You know how my eyes change color? Well I noticed after I hook up with someone my eyes are greener.
Wow, so you're like the Edward Cullen of sluts.
sorry about last night, I don't know what happened but I woke up this morning and looked strikingly similar to courtney love, it had to be bad.
did you mean anything you said last night? i just wnna know
no
Dear vodka that I hid in a water bottle in the backseat of Blairs car, I'm sorry that she gave you away to a man on side of the road with an over heated engine. I'm sure the car doesn't appreciate you as much as I would have.
I jerked off enough times today to safely commit to the fact that im not getting laid tonight
It wasn't until that morning that I realized I wasn't actually dreaming, finding myself in the bathtub with someone laying on me
I'm just saying, margarita tuesday would turn anyone gay.
Found out it was only pneumonia.
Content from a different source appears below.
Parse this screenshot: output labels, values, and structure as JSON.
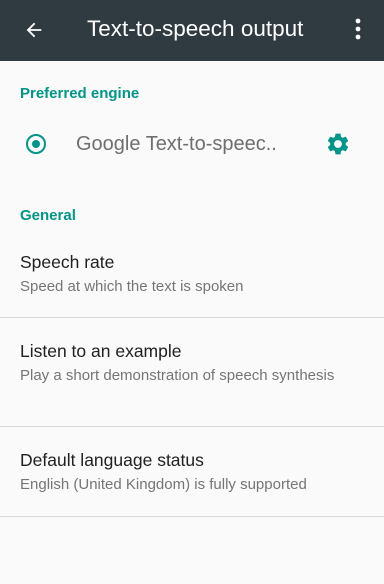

We celebrated hydrocodone cough syrup. Two long island ice teas at lunch and the random white powder we found in her purse. Mother of the year award.
How do you respond to a booty call from yesterday?
He looked at me and just said "moist". The entire party shut down from uncomfortableness. He is an anti-party wizard.
You should feel special! You're also the only person I've ever punched during sex
Is it bad when your own grandmother calls you a whore?
He woke me up at 6:30 to have sex again and afterwards, he didn't even judge me when I asked him if he wanted some rum. I think I found my soulmate.
I had to explain to an ER nurse that I burned my dick playing onion ring toss today, your social awkwardness hardly compares.
He just kept repeating "It was like meep meep meep on my balls."